At 60 I’m not exactly a good investment in the longer term being a bit of a jack of all trades and master of bugger-all.

Landing in Dorset in 2009 I was unemployed from then until the summer of 2010 when I was able to get a job as a temporary counter assistant in a butchers shop. Run by a typical mercantile petit bourgeoisie I was pushed around from pillar to post not just by the owner but by the longer term employees as well. Having only recently been discharged from a lengthy stay in hospital I was vulnerable and not sure of myself. I need to build up a work history after a long lay off so put up with it until the contact finished.

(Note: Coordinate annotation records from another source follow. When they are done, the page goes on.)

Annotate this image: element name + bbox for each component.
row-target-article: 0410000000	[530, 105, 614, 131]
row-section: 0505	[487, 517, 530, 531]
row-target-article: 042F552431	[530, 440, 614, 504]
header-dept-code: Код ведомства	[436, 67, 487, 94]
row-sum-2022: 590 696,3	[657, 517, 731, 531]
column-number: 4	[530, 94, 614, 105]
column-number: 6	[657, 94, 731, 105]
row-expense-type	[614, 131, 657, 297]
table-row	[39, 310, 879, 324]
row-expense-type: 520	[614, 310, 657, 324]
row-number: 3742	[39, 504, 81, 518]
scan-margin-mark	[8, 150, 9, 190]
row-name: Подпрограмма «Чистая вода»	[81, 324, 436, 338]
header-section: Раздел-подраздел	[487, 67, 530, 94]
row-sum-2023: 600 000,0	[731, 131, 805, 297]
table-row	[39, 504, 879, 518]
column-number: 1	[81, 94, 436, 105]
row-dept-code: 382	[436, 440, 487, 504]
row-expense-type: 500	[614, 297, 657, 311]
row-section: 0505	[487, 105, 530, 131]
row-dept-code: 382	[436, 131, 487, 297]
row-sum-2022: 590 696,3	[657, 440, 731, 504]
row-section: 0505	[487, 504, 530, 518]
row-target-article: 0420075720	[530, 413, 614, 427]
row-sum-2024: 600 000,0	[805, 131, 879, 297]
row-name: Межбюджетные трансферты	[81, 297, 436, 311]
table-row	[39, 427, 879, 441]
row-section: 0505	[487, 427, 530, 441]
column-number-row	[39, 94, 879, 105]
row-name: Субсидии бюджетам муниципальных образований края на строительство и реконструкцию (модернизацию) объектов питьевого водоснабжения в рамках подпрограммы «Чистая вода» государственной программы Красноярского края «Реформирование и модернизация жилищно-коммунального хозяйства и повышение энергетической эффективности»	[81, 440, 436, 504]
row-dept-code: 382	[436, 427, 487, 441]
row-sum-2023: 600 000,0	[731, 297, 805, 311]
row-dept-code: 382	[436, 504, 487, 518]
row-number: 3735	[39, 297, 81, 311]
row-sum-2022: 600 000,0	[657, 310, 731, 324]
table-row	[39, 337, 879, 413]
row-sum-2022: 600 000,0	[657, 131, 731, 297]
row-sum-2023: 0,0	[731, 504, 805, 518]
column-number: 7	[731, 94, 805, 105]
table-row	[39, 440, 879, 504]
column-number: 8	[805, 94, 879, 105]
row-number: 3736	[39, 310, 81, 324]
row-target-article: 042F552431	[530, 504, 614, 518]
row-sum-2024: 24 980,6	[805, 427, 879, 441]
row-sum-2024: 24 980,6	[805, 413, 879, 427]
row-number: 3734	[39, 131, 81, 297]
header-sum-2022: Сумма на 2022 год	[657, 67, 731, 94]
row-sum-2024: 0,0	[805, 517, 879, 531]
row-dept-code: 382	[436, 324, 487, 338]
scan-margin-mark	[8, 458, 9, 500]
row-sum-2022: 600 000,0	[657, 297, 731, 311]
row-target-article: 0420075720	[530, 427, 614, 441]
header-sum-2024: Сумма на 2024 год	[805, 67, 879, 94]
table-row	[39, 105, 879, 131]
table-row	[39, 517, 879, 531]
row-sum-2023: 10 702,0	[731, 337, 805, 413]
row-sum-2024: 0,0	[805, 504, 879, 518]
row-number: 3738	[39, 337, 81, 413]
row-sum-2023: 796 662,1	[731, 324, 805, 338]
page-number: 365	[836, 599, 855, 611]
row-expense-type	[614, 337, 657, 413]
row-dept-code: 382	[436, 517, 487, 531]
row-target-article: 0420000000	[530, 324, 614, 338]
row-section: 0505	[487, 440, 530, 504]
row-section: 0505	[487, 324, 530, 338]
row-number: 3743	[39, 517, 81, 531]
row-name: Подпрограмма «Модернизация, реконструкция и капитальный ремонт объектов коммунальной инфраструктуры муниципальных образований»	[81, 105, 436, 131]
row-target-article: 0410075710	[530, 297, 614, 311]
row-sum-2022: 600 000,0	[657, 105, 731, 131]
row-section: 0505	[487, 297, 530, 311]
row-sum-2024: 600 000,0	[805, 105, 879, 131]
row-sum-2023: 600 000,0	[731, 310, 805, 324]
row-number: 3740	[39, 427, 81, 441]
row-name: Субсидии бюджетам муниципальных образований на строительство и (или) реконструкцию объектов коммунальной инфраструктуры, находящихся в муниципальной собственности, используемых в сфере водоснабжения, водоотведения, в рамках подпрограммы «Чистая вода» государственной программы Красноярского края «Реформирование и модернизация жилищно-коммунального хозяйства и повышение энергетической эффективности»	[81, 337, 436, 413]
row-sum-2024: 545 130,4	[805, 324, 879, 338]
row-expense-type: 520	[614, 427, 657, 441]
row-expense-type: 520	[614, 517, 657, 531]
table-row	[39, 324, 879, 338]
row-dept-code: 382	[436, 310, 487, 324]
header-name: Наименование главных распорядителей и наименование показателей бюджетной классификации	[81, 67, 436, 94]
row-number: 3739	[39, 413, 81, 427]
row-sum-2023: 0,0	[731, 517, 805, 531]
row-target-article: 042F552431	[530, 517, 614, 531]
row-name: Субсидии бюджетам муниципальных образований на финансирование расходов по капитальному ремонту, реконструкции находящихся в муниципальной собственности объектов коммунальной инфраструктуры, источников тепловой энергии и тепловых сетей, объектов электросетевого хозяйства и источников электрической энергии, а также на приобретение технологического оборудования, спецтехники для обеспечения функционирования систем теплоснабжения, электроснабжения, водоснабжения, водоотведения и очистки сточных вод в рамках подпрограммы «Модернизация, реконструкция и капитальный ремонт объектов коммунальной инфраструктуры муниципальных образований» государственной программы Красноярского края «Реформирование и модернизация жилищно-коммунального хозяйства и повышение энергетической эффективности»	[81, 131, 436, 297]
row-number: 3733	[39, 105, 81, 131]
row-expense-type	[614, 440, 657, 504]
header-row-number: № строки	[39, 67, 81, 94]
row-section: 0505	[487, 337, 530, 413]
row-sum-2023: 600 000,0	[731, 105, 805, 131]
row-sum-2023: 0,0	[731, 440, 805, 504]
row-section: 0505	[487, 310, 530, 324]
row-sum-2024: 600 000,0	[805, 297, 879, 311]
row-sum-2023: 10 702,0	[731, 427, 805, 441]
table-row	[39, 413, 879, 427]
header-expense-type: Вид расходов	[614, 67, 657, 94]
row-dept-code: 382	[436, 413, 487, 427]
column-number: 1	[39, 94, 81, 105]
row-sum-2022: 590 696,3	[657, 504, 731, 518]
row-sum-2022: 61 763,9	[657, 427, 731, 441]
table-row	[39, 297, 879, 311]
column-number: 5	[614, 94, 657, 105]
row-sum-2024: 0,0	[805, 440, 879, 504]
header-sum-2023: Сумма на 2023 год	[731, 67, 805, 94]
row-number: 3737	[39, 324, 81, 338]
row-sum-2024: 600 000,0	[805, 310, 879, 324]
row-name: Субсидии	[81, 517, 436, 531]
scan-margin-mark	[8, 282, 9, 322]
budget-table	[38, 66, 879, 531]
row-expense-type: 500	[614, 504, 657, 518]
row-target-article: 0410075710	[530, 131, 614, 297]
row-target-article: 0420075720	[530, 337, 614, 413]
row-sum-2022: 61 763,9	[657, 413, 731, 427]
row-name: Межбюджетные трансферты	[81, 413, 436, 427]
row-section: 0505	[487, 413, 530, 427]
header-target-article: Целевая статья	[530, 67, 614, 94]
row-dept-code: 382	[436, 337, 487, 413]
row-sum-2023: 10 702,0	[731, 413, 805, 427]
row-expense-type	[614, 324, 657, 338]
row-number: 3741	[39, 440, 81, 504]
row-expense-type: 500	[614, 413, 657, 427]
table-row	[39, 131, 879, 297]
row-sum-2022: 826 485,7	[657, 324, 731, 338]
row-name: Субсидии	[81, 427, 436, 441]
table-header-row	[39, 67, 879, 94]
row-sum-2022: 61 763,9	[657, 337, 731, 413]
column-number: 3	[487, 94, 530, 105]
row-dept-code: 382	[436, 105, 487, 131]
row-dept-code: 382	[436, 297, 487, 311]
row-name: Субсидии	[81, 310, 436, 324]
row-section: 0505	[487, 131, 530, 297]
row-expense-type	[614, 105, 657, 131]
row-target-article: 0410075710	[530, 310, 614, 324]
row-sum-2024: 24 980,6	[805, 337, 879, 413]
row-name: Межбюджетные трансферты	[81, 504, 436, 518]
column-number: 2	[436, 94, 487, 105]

This work pattern continued until late 2014. Periods of unemployment punctuated by crap jobs for a few weeks here and there.

I thought I’d really turned the corner when  I managed to get a so-called proper job with a contract, basic guaranteed hours (12) with a branch of the Co-op food group. Ok it was only as a shelf stacker but the Co-op did at least give me some basic training along with banging its own drum about its ethical credentials, commitment to fair trade and ‘caring’ employment policies including union recognition for USDAW. Once I got to work this proved to be complete bollocks.

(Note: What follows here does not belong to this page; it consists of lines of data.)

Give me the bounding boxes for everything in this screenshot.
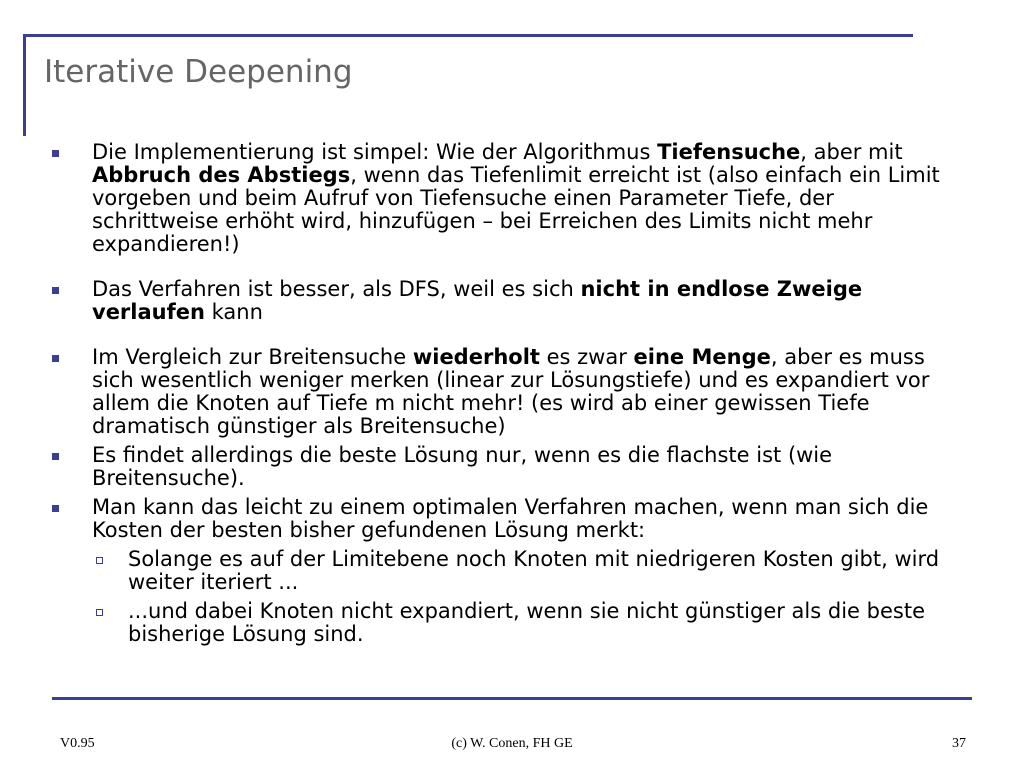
bullet-1-bold-1: Tiefensuche <box>657 140 801 164</box>
hollow-square-bullet-icon <box>96 557 103 564</box>
square-bullet-icon <box>52 150 59 157</box>
bullet-item-3 <box>52 346 967 438</box>
square-bullet-icon <box>52 287 59 294</box>
bullet-1-text-1: Die Implementierung ist simpel: Wie der Algorithmus <box>92 140 658 164</box>
slide-title: Iterative Deepening <box>44 54 353 90</box>
sub-bullet-1-text: Solange es auf der Limitebene noch Knoten mit niedrigeren Kosten gibt, wird weiter iteriert ... <box>128 547 940 594</box>
bullet-item-4 <box>52 444 967 490</box>
bullet-1-bold-2: Abbruch des Abstiegs <box>92 163 351 187</box>
sub-bullet-item-1 <box>52 548 967 594</box>
square-bullet-icon <box>52 453 59 460</box>
footer-divider <box>52 697 972 700</box>
footer-author: (c) W. Conen, FH GE <box>451 736 573 751</box>
sub-bullet-item-2 <box>52 600 967 646</box>
bullet-item-2 <box>52 278 967 324</box>
bullet-4-text: Es findet allerdings die beste Lösung nur, wenn es die flachste ist (wie Breitensuche). <box>92 443 833 490</box>
title-frame-left-line <box>23 34 26 136</box>
bullet-2-text-2: kann <box>204 300 263 324</box>
bullet-3-bold-1: wiederholt <box>412 345 540 369</box>
bullet-3-text-3: , aber es muss sich wesentlich weniger merken (linear zur Lösungstiefe) und es expandiert vor allem die Knoten auf Tiefe m nicht mehr! (es wird ab einer gewissen Tiefe dramatisch günstiger als Breitensuche) <box>92 345 930 438</box>
bullet-3-bold-2: eine Menge <box>633 345 771 369</box>
square-bullet-icon <box>52 505 59 512</box>
bullet-2-bold-1: nicht in endlose Zweige verlaufen <box>92 277 863 324</box>
bullet-1-text-3: , wenn das Tiefenlimit erreicht ist (also einfach ein Limit vorgeben und beim Aufruf von Tiefensuche einen Parameter Tiefe, der schrittweise erhöht wird, hinzufügen – bei Erreichen des Limits nicht mehr expandieren!) <box>92 163 940 256</box>
bullet-item-1 <box>52 141 967 256</box>
slide-content <box>52 141 967 652</box>
footer-page-number: 37 <box>952 736 966 751</box>
bullet-1-text-2: , aber mit <box>800 140 903 164</box>
footer-version: V0.95 <box>60 736 95 751</box>
bullet-item-5 <box>52 496 967 542</box>
sub-bullet-2-text: ...und dabei Knoten nicht expandiert, wenn sie nicht günstiger als die beste bisherige Lösung sind. <box>128 599 925 646</box>
bullet-2-text-1: Das Verfahren ist besser, als DFS, weil es sich <box>92 277 581 301</box>
bullet-5-text: Man kann das leicht zu einem optimalen Verfahren machen, wenn man sich die Kosten der besten bisher gefundenen Lösung merkt: <box>92 495 929 542</box>
bullet-3-text-1: Im Vergleich zur Breitensuche <box>92 345 413 369</box>
title-frame-top-line <box>23 34 913 37</box>
square-bullet-icon <box>52 355 59 362</box>
bullet-3-text-2: es zwar <box>539 345 634 369</box>
hollow-square-bullet-icon <box>96 609 103 616</box>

The branch of the Co-op I work at had a new manager with a point to prove. He pushed staff hard with production figures that seemed almost impossible to achieve unless you’re some kind of super being with a photographic memory. All we were hearing is faster this, faster that; never mind how you were shown how to do it do it this way because it’s quicker.

I tried to discreetly find out what all this pushiness is about. Rumour had it that the branch manager was on some kind of a bonus scheme. Of course like all of these schemes it may give something to the manager but it will give fuck all to the comrades that actually do the work.

I was told off the record (by a sub manager) ‘It’s not just us it’s all the stores’. When I asked how these production figures related to staff with specials needs I was told ‘same for everyone mate you’re not going to get away with that one’. He assumed I was going to fake a disability so that I could get some kind of exemption!

For 3 months I played the forelock tugging serf to get through probation but now it’s time to fight back. I have no intention of flogging my guts out so that some poncy manager can make an extra few lousy quid off of my sweat.

All this pushiness by management boils down to low-level bullying and it has to be challenged and will be.

When fighting this kind of crap it’s always better to be organized (in a union) than not. Strategy is the important tactic. A stand up confrontation rarely favours a worker no matter how just their cause. I will write further progress reports as and when the information becomes available.

Author’s name left out for obvious reasons.